Teenage girls who use birth control pills are more likely to cry, sleep too much and experience eating issues than their peers who don’t use oral contraceptives, according to a recent study published in the medical journal JAMA Psychiatry.
Research has shown that adolescents who use birth control pills are more prone to be at risk for depression in adulthood — regardless of whether they continue taking the pills when they get older.
But investigators at Brigham and Women’s Hospital, University Medical Center Groningen and Leiden University Medical Center sought to examine something more subtle — depressive symptoms, which include increased crying, sleeping too much, feelings of worthlessness and suicidal thoughts.
“Depressive symptoms are more prevalent than clinical depression and can have a profound impact on quality of life,” co-author Hadine Joffe, vice chair for psychiatry research at Brigham and Women’s Hospital, said in a news release.
“Ours is the first study of this scale to dive deep into the more subtle mood symptoms that occur much more commonly than a depression episode but impact quality of life and are worrying to girls, women and their families.”
For this study, researchers looked at 1,010 girls and women over a period of nine years using data from an ongoing survey in the Netherlands called TRAILS, Tracking Adolescents’ Individual Lives Survey. They assessed birth control pill usage at ages 16, 19, 22 and 25.

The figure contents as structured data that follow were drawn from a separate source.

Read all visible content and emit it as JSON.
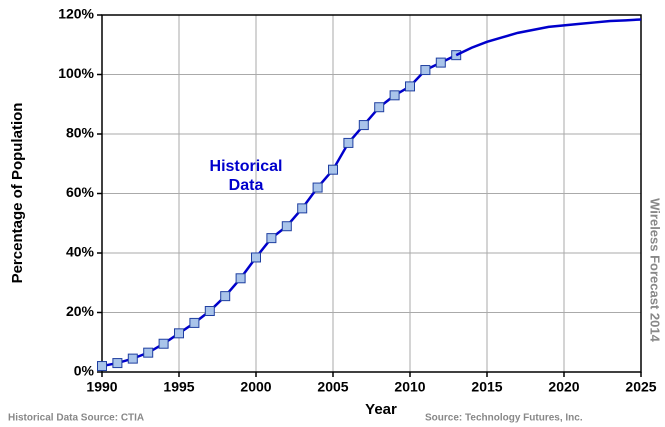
{
  "chart_data": {
    "type": "line",
    "xlabel": "Year",
    "ylabel": "Percentage of Population",
    "annotations": [
      "Historical Data Source: CTIA",
      "Source: Technology Futures, Inc.",
      "Wireless Forecast 2014"
    ],
    "series": [
      {
        "name": "Historical Data",
        "color": "#0000cc",
        "marker": "square",
        "marker_color": "#a9c4ea",
        "x": [
          1990,
          1991,
          1992,
          1993,
          1994,
          1995,
          1996,
          1997,
          1998,
          1999,
          2000,
          2001,
          2002,
          2003,
          2004,
          2005,
          2006,
          2007,
          2008,
          2009,
          2010,
          2011,
          2012,
          2013
        ],
        "values": [
          2,
          3,
          4.5,
          6.5,
          9.5,
          13,
          16.5,
          20.5,
          25.5,
          31.5,
          38.5,
          45,
          49,
          55,
          62,
          68,
          77,
          83,
          89,
          93,
          96,
          101.5,
          104,
          106.5
        ]
      },
      {
        "color": "#0000cc",
        "x": [
          2013,
          2014,
          2015,
          2016,
          2017,
          2018,
          2019,
          2020,
          2021,
          2022,
          2023,
          2024,
          2025
        ],
        "values": [
          106.5,
          109,
          111,
          112.5,
          114,
          115,
          116,
          116.5,
          117,
          117.5,
          118,
          118.2,
          118.5
        ]
      }
    ],
    "xlim": [
      1990,
      2025
    ],
    "xticks": [
      1990,
      1995,
      2000,
      2005,
      2010,
      2015,
      2020,
      2025
    ],
    "ylim": [
      0,
      120
    ],
    "yticks": [
      {
        "value": 0,
        "label": "0%"
      },
      {
        "value": 20,
        "label": "20%"
      },
      {
        "value": 40,
        "label": "40%"
      },
      {
        "value": 60,
        "label": "60%"
      },
      {
        "value": 80,
        "label": "80%"
      },
      {
        "value": 100,
        "label": "100%"
      },
      {
        "value": 120,
        "label": "120%"
      }
    ],
    "grid": true
  }
}
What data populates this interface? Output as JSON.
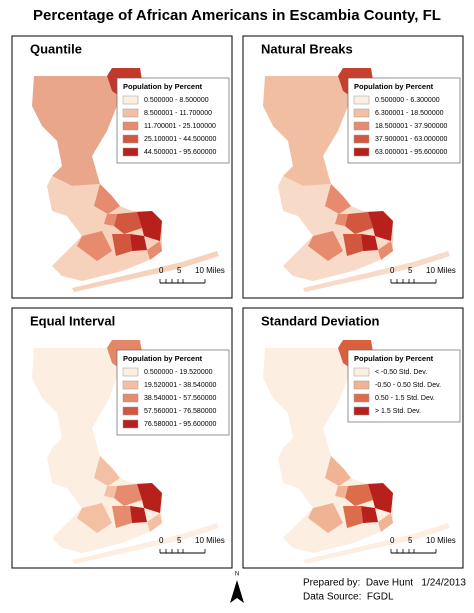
{
  "title": "Percentage of African Americans in Escambia County, FL",
  "panels": [
    {
      "title": "Quantile",
      "legend": {
        "title": "Population by Percent",
        "classes": [
          {
            "label": "0.500000 - 8.500000",
            "color": "#fdeee2"
          },
          {
            "label": "8.500001 - 11.700000",
            "color": "#f4c0a4"
          },
          {
            "label": "11.700001 - 25.100000",
            "color": "#e68b6d"
          },
          {
            "label": "25.100001 - 44.500000",
            "color": "#d2573f"
          },
          {
            "label": "44.500001 - 95.600000",
            "color": "#b8201c"
          }
        ]
      },
      "scale": [
        "0",
        "5",
        "10 Miles"
      ]
    },
    {
      "title": "Natural Breaks",
      "legend": {
        "title": "Population by Percent",
        "classes": [
          {
            "label": "0.500000 - 6.300000",
            "color": "#fdeee2"
          },
          {
            "label": "6.300001 - 18.500000",
            "color": "#f4c0a4"
          },
          {
            "label": "18.500001 - 37.900000",
            "color": "#e68b6d"
          },
          {
            "label": "37.900001 - 63.000000",
            "color": "#d2573f"
          },
          {
            "label": "63.000001 - 95.600000",
            "color": "#b8201c"
          }
        ]
      },
      "scale": [
        "0",
        "5",
        "10 Miles"
      ]
    },
    {
      "title": "Equal Interval",
      "legend": {
        "title": "Population by Percent",
        "classes": [
          {
            "label": "0.500000 - 19.520000",
            "color": "#fdeee2"
          },
          {
            "label": "19.520001 - 38.540000",
            "color": "#f4c0a4"
          },
          {
            "label": "38.540001 - 57.560000",
            "color": "#e68b6d"
          },
          {
            "label": "57.560001 - 76.580000",
            "color": "#d2573f"
          },
          {
            "label": "76.580001 - 95.600000",
            "color": "#b8201c"
          }
        ]
      },
      "scale": [
        "0",
        "5",
        "10 Miles"
      ]
    },
    {
      "title": "Standard Deviation",
      "legend": {
        "title": "Population by Percent",
        "classes": [
          {
            "label": "< -0.50 Std. Dev.",
            "color": "#fdeee2"
          },
          {
            "label": "-0.50 - 0.50 Std. Dev.",
            "color": "#f0b394"
          },
          {
            "label": "0.50 - 1.5 Std. Dev.",
            "color": "#dd6c4b"
          },
          {
            "label": "> 1.5 Std. Dev.",
            "color": "#b8201c"
          }
        ]
      },
      "scale": [
        "0",
        "5",
        "10 Miles"
      ]
    }
  ],
  "north": "N",
  "credits": [
    "Prepared by:  Dave Hunt   1/24/2013",
    "Data Source:  FGDL"
  ]
}
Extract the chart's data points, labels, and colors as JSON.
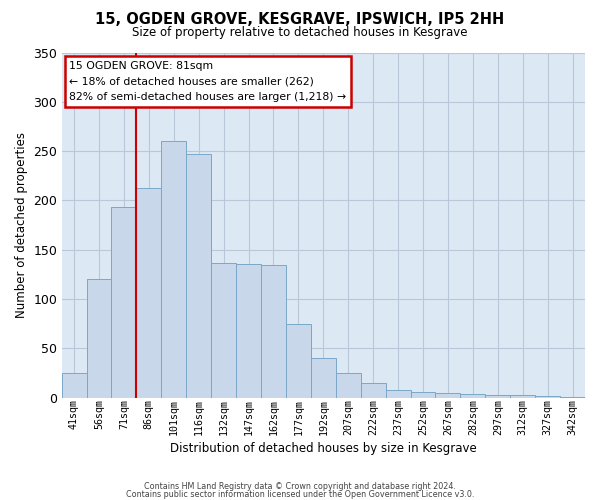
{
  "title": "15, OGDEN GROVE, KESGRAVE, IPSWICH, IP5 2HH",
  "subtitle": "Size of property relative to detached houses in Kesgrave",
  "xlabel": "Distribution of detached houses by size in Kesgrave",
  "ylabel": "Number of detached properties",
  "bar_color": "#c8d8ea",
  "bar_edge_color": "#7aa8c8",
  "background_color": "#dce8f4",
  "grid_color": "#b8c8d8",
  "categories": [
    "41sqm",
    "56sqm",
    "71sqm",
    "86sqm",
    "101sqm",
    "116sqm",
    "132sqm",
    "147sqm",
    "162sqm",
    "177sqm",
    "192sqm",
    "207sqm",
    "222sqm",
    "237sqm",
    "252sqm",
    "267sqm",
    "282sqm",
    "297sqm",
    "312sqm",
    "327sqm",
    "342sqm"
  ],
  "values": [
    25,
    120,
    193,
    213,
    260,
    247,
    137,
    136,
    135,
    75,
    40,
    25,
    15,
    8,
    6,
    5,
    4,
    3,
    3,
    2,
    1
  ],
  "ylim": [
    0,
    350
  ],
  "yticks": [
    0,
    50,
    100,
    150,
    200,
    250,
    300,
    350
  ],
  "vline_index": 2,
  "vline_color": "#cc0000",
  "annotation_title": "15 OGDEN GROVE: 81sqm",
  "annotation_line1": "← 18% of detached houses are smaller (262)",
  "annotation_line2": "82% of semi-detached houses are larger (1,218) →",
  "annotation_box_color": "#ffffff",
  "annotation_box_edge_color": "#cc0000",
  "footer_line1": "Contains HM Land Registry data © Crown copyright and database right 2024.",
  "footer_line2": "Contains public sector information licensed under the Open Government Licence v3.0."
}
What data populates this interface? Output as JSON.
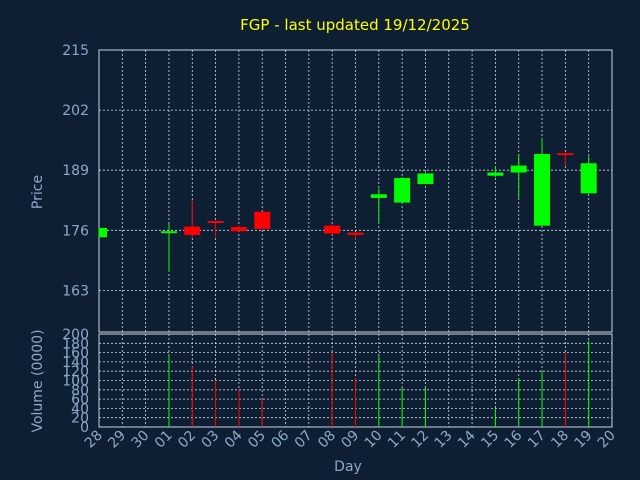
{
  "chart_data": {
    "type": "candlestick",
    "title": "FGP - last updated 19/12/2025",
    "price_panel": {
      "ylabel": "Price",
      "ylim": [
        154,
        215
      ],
      "yticks": [
        215,
        202,
        189,
        176,
        163
      ],
      "grid": true
    },
    "volume_panel": {
      "ylabel": "Volume (0000)",
      "ylim": [
        0,
        200
      ],
      "yticks": [
        0,
        20,
        40,
        60,
        80,
        100,
        120,
        140,
        160,
        180,
        200
      ],
      "grid": true
    },
    "xlabel": "Day",
    "x_ticks": [
      "28",
      "29",
      "30",
      "01",
      "02",
      "03",
      "04",
      "05",
      "06",
      "07",
      "08",
      "09",
      "10",
      "11",
      "12",
      "13",
      "14",
      "15",
      "16",
      "17",
      "18",
      "19",
      "20"
    ],
    "candles": [
      {
        "day": "28",
        "open": 174.5,
        "high": 176.5,
        "low": 174.5,
        "close": 176.5,
        "volume": 0
      },
      {
        "day": "01",
        "open": 175.5,
        "high": 177.5,
        "low": 167.0,
        "close": 175.8,
        "volume": 155
      },
      {
        "day": "02",
        "open": 176.8,
        "high": 182.5,
        "low": 174.5,
        "close": 175.0,
        "volume": 130
      },
      {
        "day": "03",
        "open": 178.0,
        "high": 178.0,
        "low": 174.5,
        "close": 177.8,
        "volume": 100
      },
      {
        "day": "04",
        "open": 176.7,
        "high": 177.0,
        "low": 175.8,
        "close": 175.8,
        "volume": 80
      },
      {
        "day": "05",
        "open": 180.0,
        "high": 180.0,
        "low": 176.3,
        "close": 176.3,
        "volume": 60
      },
      {
        "day": "08",
        "open": 177.0,
        "high": 177.2,
        "low": 175.0,
        "close": 175.3,
        "volume": 160
      },
      {
        "day": "09",
        "open": 175.5,
        "high": 175.5,
        "low": 174.0,
        "close": 175.0,
        "volume": 105
      },
      {
        "day": "10",
        "open": 183.0,
        "high": 185.0,
        "low": 177.5,
        "close": 183.8,
        "volume": 155
      },
      {
        "day": "11",
        "open": 182.0,
        "high": 187.5,
        "low": 182.0,
        "close": 187.3,
        "volume": 85
      },
      {
        "day": "12",
        "open": 186.0,
        "high": 188.5,
        "low": 186.0,
        "close": 188.3,
        "volume": 85
      },
      {
        "day": "15",
        "open": 187.8,
        "high": 189.8,
        "low": 187.5,
        "close": 188.5,
        "volume": 40
      },
      {
        "day": "16",
        "open": 188.5,
        "high": 192.5,
        "low": 183.0,
        "close": 190.0,
        "volume": 105
      },
      {
        "day": "17",
        "open": 177.0,
        "high": 196.0,
        "low": 177.0,
        "close": 192.5,
        "volume": 120
      },
      {
        "day": "18",
        "open": 192.7,
        "high": 192.8,
        "low": 190.0,
        "close": 192.5,
        "volume": 160
      },
      {
        "day": "19",
        "open": 184.0,
        "high": 192.0,
        "low": 184.0,
        "close": 190.5,
        "volume": 185
      }
    ],
    "colors": {
      "up": "#00ff00",
      "down": "#ff0000",
      "background": "#0f1f33",
      "title": "#ffff00",
      "axis_text": "#8aa9c9"
    }
  }
}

“One of the most common concerns women have when starting the pill, and teens and their parents have when an adolescent is considering taking the pill, is about immediate depressive risks,” said lead author Anouk de Wit, a psychiatry trainee at University Medical Center Groningen.
Researchers found that 16-year-old girls on birth control pills reported more crying, more sleeping and more eating problems than girls who weren’t on the pill, although the symptoms diminish once they enter adulthood.